As a developer, you know that investing in a California investment partnership can prove quite lucrative. But before you invest, you need to make certain that you understand how California law defines and treats these investments.
For instance, as FindLaw explains, Section 17955 of the California Revenue and Taxation Code defines an investment partnership as one in which at least 90% of its investment securities represent a combination of bank or other financial institution deposits and the office space and equipment necessary to conduct business.

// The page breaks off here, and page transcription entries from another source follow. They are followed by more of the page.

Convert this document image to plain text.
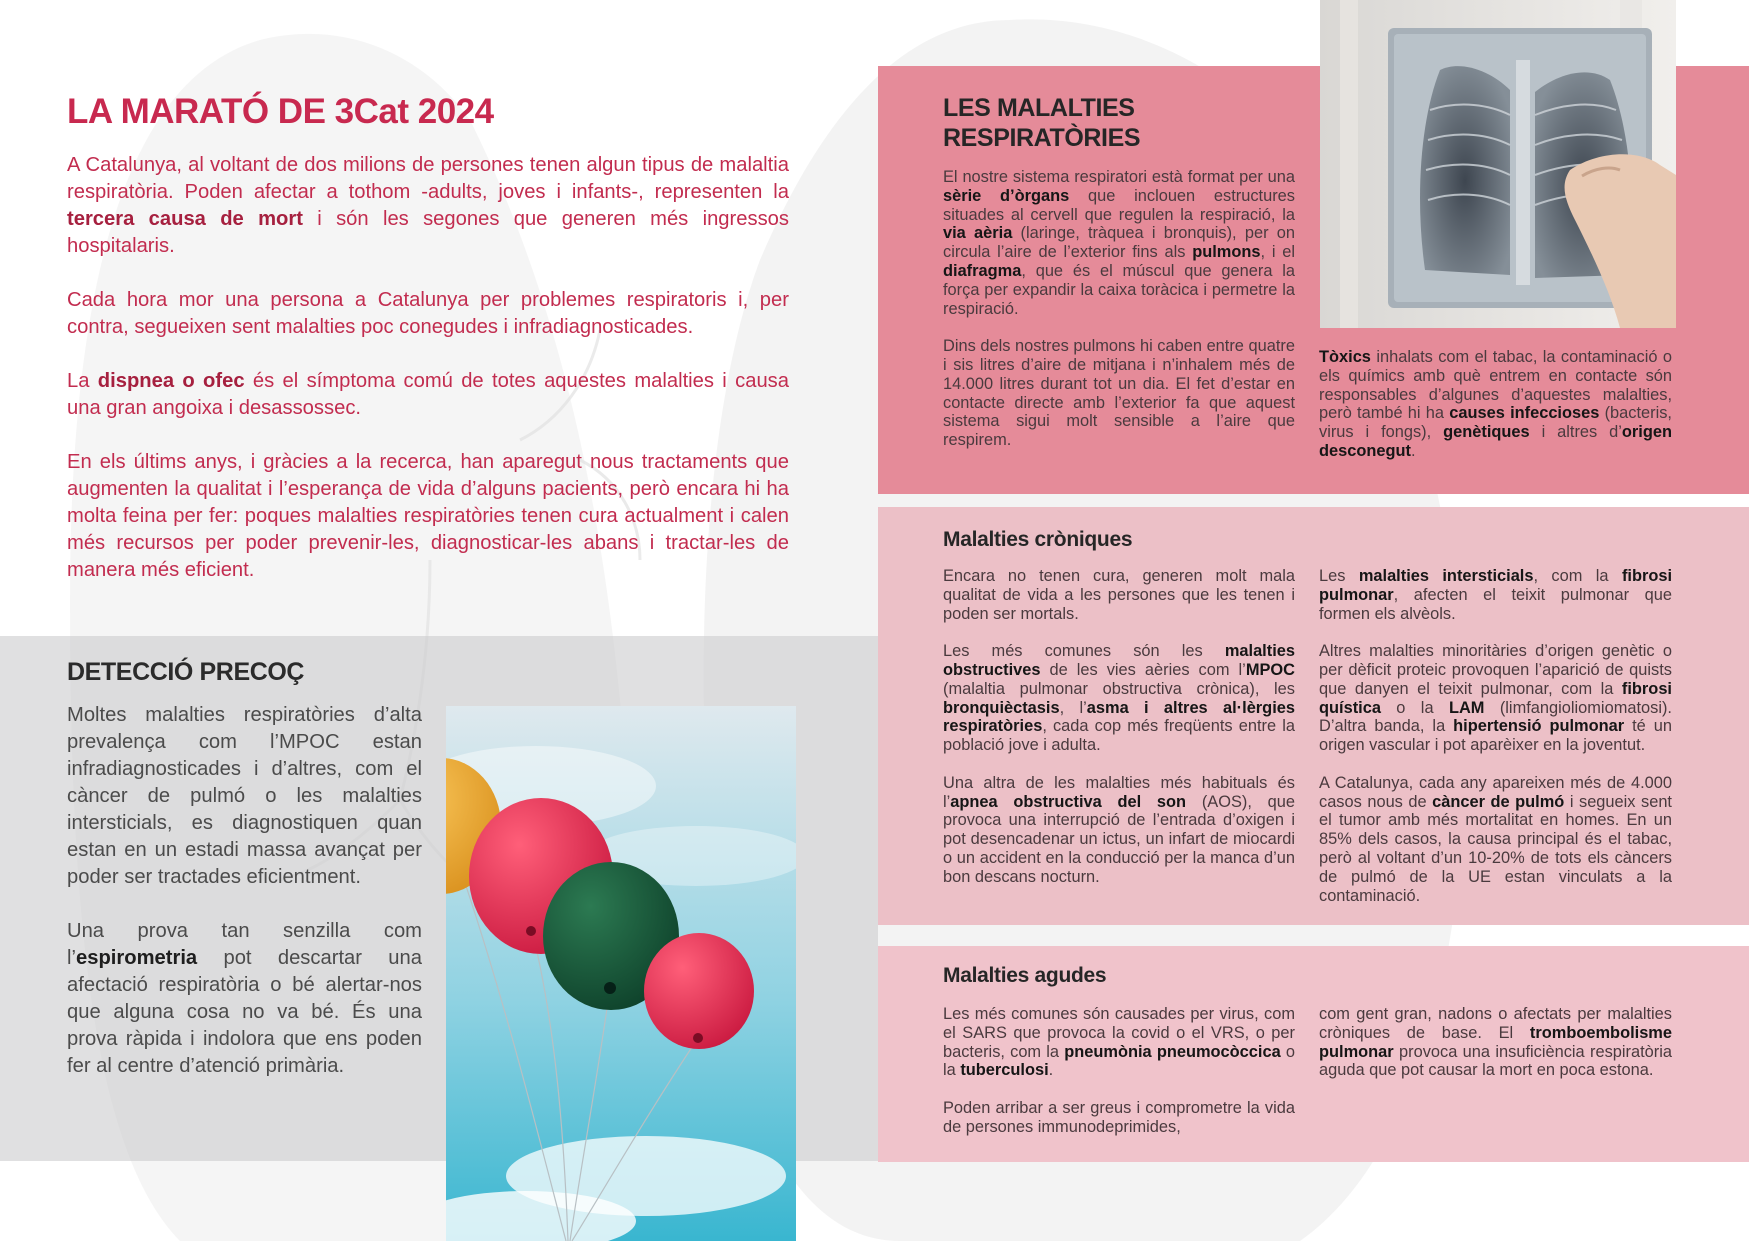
LA MARATÓ DE 3Cat 2024

A Catalunya, al voltant de dos milions de persones tenen algun tipus de malaltia respiratòria. Poden afectar a tothom -adults, joves i infants-, representen la tercera causa de mort i són les segones que generen més ingressos hospitalaris.

Cada hora mor una persona a Catalunya per problemes respiratoris i, per contra, segueixen sent malalties poc conegudes i infradiagnosticades.

La dispnea o ofec és el símptoma comú de totes aquestes malalties i causa una gran angoixa i desassossec.

En els últims anys, i gràcies a la recerca, han aparegut nous tractaments que augmenten la qualitat i l’esperança de vida d’alguns pacients, però encara hi ha molta feina per fer: poques malalties respiratòries tenen cura actualment i calen més recursos per poder prevenir-les, diagnosticar-les abans i tractar-les de manera més eficient.

DETECCIÓ PRECOÇ

Moltes malalties respiratòries d’alta prevalença com l’MPOC estan infradiagnosticades i d’altres, com el càncer de pulmó o les malalties intersticials, es diagnostiquen quan estan en un estadi massa avançat per poder ser tractades eficientment.

Una prova tan senzilla com l’espirometria pot descartar una afectació respiratòria o bé alertar-nos que alguna cosa no va bé. És una prova ràpida i indolora que ens poden fer al centre d’atenció primària.

LES MALALTIES RESPIRATÒRIES

El nostre sistema respiratori està format per una sèrie d’òrgans que inclouen estructures situades al cervell que regulen la respiració, la via aèria (laringe, tràquea i bronquis), per on circula l’aire de l’exterior fins als pulmons, i el diafragma, que és el múscul que genera la força per expandir la caixa toràcica i permetre la respiració.

Dins dels nostres pulmons hi caben entre quatre i sis litres d’aire de mitjana i n’inhalem més de 14.000 litres durant tot un dia. El fet d’estar en contacte directe amb l’exterior fa que aquest sistema sigui molt sensible a l’aire que respirem.

Tòxics inhalats com el tabac, la contaminació o els químics amb què entrem en contacte són responsables d’algunes d’aquestes malalties, però també hi ha causes infeccioses (bacteris, virus i fongs), genètiques i altres d’origen desconegut.

Malalties cròniques

Encara no tenen cura, generen molt mala qualitat de vida a les persones que les tenen i poden ser mortals.

Les més comunes són les malalties obstructives de les vies aèries com l’MPOC (malaltia pulmonar obstructiva crònica), les bronquièctasis, l’asma i altres al·lèrgies respiratòries, cada cop més freqüents entre la població jove i adulta.

Una altra de les malalties més habituals és l’apnea obstructiva del son (AOS), que provoca una interrupció de l’entrada d’oxigen i pot desencadenar un ictus, un infart de miocardi o un accident en la conducció per la manca d’un bon descans nocturn.

Les malalties intersticials, com la fibrosi pulmonar, afecten el teixit pulmonar que formen els alvèols.

Altres malalties minoritàries d’origen genètic o per dèficit proteic provoquen l’aparició de quists que danyen el teixit pulmonar, com la fibrosi quística o la LAM (limfangioliomiomatosi). D’altra banda, la hipertensió pulmonar té un origen vascular i pot aparèixer en la joventut.

A Catalunya, cada any apareixen més de 4.000 casos nous de càncer de pulmó i segueix sent el tumor amb més mortalitat en homes. En un 85% dels casos, la causa principal és el tabac, però al voltant d’un 10-20% de tots els càncers de pulmó de la UE estan vinculats a la contaminació.

Malalties agudes

Les més comunes són causades per virus, com el SARS que provoca la covid o el VRS, o per bacteris, com la pneumònia pneumocòccica o la tuberculosi.

Poden arribar a ser greus i comprometre la vida de persones immunodeprimides,

com gent gran, nadons o afectats per malalties cròniques de base. El tromboembolisme pulmonar provoca una insuficiència respiratòria aguda que pot causar la mort en poca estona.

In addition, at least 90% of its gross income must derive from the dividends, interests and gains it receives from selling or exchanging its qualifying investment securities.

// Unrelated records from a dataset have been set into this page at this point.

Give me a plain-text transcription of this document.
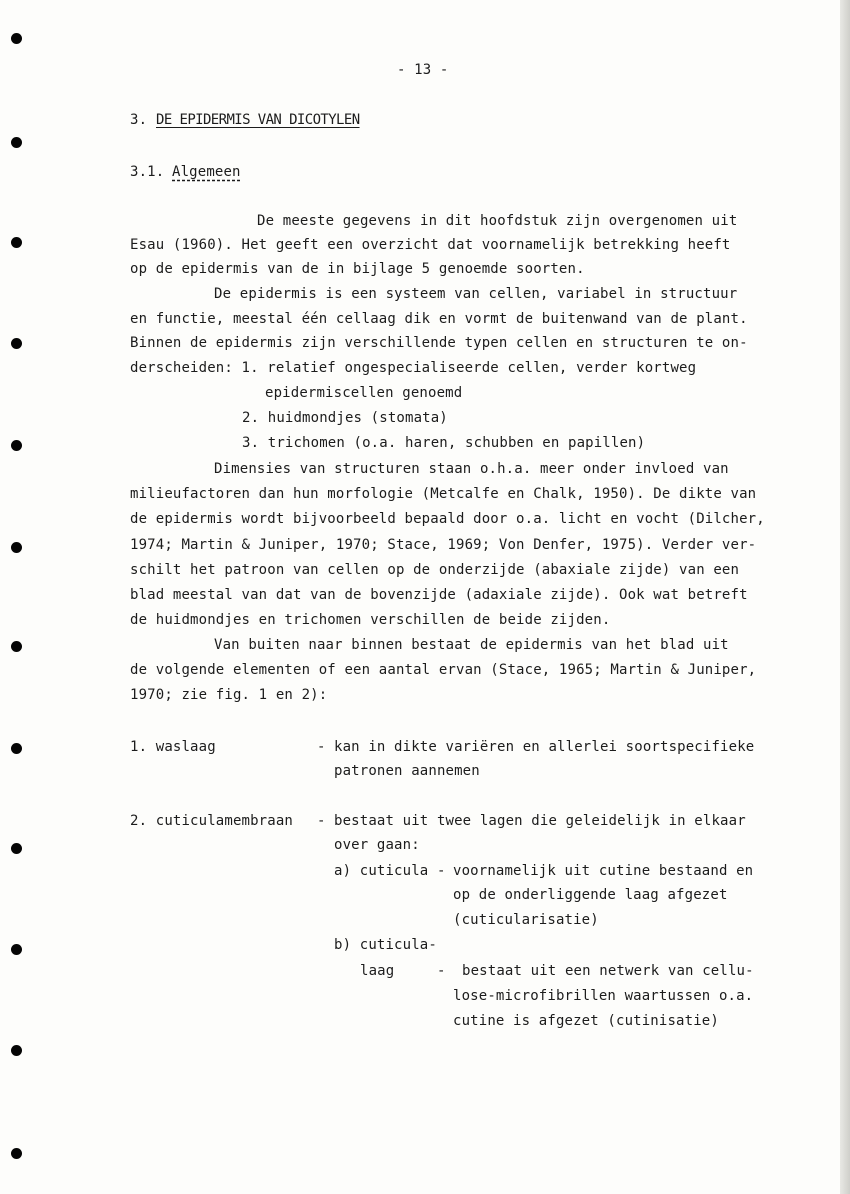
- 13 -
3. DE EPIDERMIS VAN DICOTYLEN
3.1. Algemeen
De meeste gegevens in dit hoofdstuk zijn overgenomen uit
Esau (1960). Het geeft een overzicht dat voornamelijk betrekking heeft
op de epidermis van de in bijlage 5 genoemde soorten.
De epidermis is een systeem van cellen, variabel in structuur
en functie, meestal één cellaag dik en vormt de buitenwand van de plant.
Binnen de epidermis zijn verschillende typen cellen en structuren te on-
derscheiden: 1. relatief ongespecialiseerde cellen, verder kortweg
epidermiscellen genoemd
2. huidmondjes (stomata)
3. trichomen (o.a. haren, schubben en papillen)
Dimensies van structuren staan o.h.a. meer onder invloed van
milieufactoren dan hun morfologie (Metcalfe en Chalk, 1950). De dikte van
de epidermis wordt bijvoorbeeld bepaald door o.a. licht en vocht (Dilcher,
1974; Martin & Juniper, 1970; Stace, 1969; Von Denfer, 1975). Verder ver-
schilt het patroon van cellen op de onderzijde (abaxiale zijde) van een
blad meestal van dat van de bovenzijde (adaxiale zijde). Ook wat betreft
de huidmondjes en trichomen verschillen de beide zijden.
Van buiten naar binnen bestaat de epidermis van het blad uit
de volgende elementen of een aantal ervan (Stace, 1965; Martin & Juniper,
1970; zie fig. 1 en 2):
1. waslaag	- kan in dikte variëren en allerlei soortspecifieke
patronen aannemen
2. cuticulamembraan - bestaat uit twee lagen die geleidelijk in elkaar
over gaan:
a) cuticula - voornamelijk uit cutine bestaand en
op de onderliggende laag afgezet
(cuticularisatie)
b) cuticula-
laag	- bestaat uit een netwerk van cellu-
lose-microfibrillen waartussen o.a.
cutine is afgezet (cutinisatie)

Qualifying investment securities
As for “qualifying investment securities,” they can include such things as the following:
- Common stock
- Foreign or domestic deposits of cash or currency equivalents
- Securities backed by mortgages or other assets
- Repurchase agreements
- Futures contracts for stocks or bonds
- Regulated futures contracts
Under no circumstances, however, does your interest in any partnership other than another investment partnership qualify as an investment security.
If you do not live in California on a full-time basis, you will not have to pay California income tax on the dividends, interest or gains you receive from your qualifying securities under several specified circumstances including any of the following:
- Your only contact with the investment partnership is through a California broker, dealer or other financial advisor
- The partnership qualifies as a California investment partnership, regardless of whether or not it locates its principal place of business in California
- The partnership qualifies as a regulated investment company, regardless of whether or not it locates its principal place of business in California
This is general educational information and not intended to provide legal advice.